Don Worthington

York church benefits from roofers’ charity, good work

A member of the Carolina Ninja Windows and Roofing crew takes a pack of shingles off the lift on the roof of the Common Ground Baptist Church.
A member of the Carolina Ninja Windows and Roofing crew takes a pack of shingles off the lift on the roof of the Common Ground Baptist Church.

Professionally and spiritually, Tommy McFalls knows the value of a good carpenter.

During the weekdays McFalls is a lead foreman for interior work for Warco Construction of Charlotte. The firm specializes in sprayed fireproofing and interior commercial construction.

On Sundays, Pastor McFalls stands in the pulpit of the Common Ground Baptist Church south of York on the Chester highway. It’s a small rural church. On some Sundays the attendance is in single digits, but it’s normally between 25 and 36 members.

McFalls preaches and practices the Christian value of putting others’ needs before one’s own. When Michael Mitchell asked him if he knew of anyone needing a roof, McFalls started asking around.

Mitchell, who been a roofing contractor in York since 1998, recently has started a firm with friend Samuel Laughlin, and they were looking for ways to help the community.

When McFalls couldn’t find someone in need, he said he knew where there was a roofing need: his own church.

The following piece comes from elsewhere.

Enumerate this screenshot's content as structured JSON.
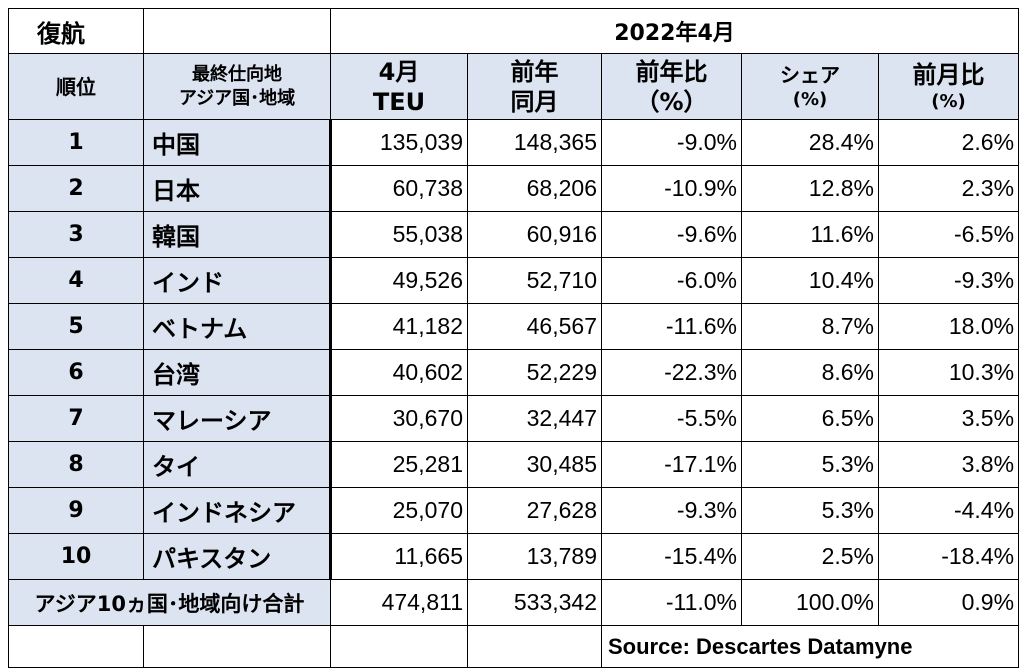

Common Ground Baptist had put off replacing its main roof for about four years and there were areas where it was leaking.

McFalls knew the cost and the amount of work involved – and both were more than he and the church could shoulder.

Their conversations led to “The Roofing Project Saving by Grace,” a program Mitchell and Laughlin said could be its own nonprofit organization, dedicating help to those in need, especially churches.

On Saturday Mitchell and Laughlin’s firm – Carolina Ninja Windows and Roofing – collaborated with Common Ground Baptist members to bring new life to the church building.

As the crew from Carolina Ninja removed the old roof, church members cleared away the debris and began cooking lunch for everyone. The work went quickly as the roofing crew used a mechanical lift on a ladder to move shingles from the ground to the roof.

It took manpower thereafter as the crews toted the shingles across the roof, nailing them into place with pneumatic air guns. The pop, pop, pop of two guns being used simultaneously meant another square of roofing – 100 square feet – was near completion.

In all the job was about 32 square or 32,000 square feet of shingles. The shingles came from Carolina Ninja’s supplier, ABC Supply.

As the Carolina Ninja crews quietly and efficiently went about their work – that’s where the company name comes from – Mitchell and Laughlin discussed doing similar projects in both South Carolina and North Carolina. Likely on that list will be a second and third roofing project at Common Ground Baptist Church. These projects will be much smaller in size, however.

For McFalls and his congregation, the project is, indeed, a saving by grace.

“We have been struggling,” McFalls said. Some problems are financial, others revolve around health issues, and then there are just “the regular church needs. The church doesn’t run itself.”

But with the help of Carolina Ninjas the church has become encouraged, McFalls said.

“This means the world to us ... this has been well prayed about,” he said.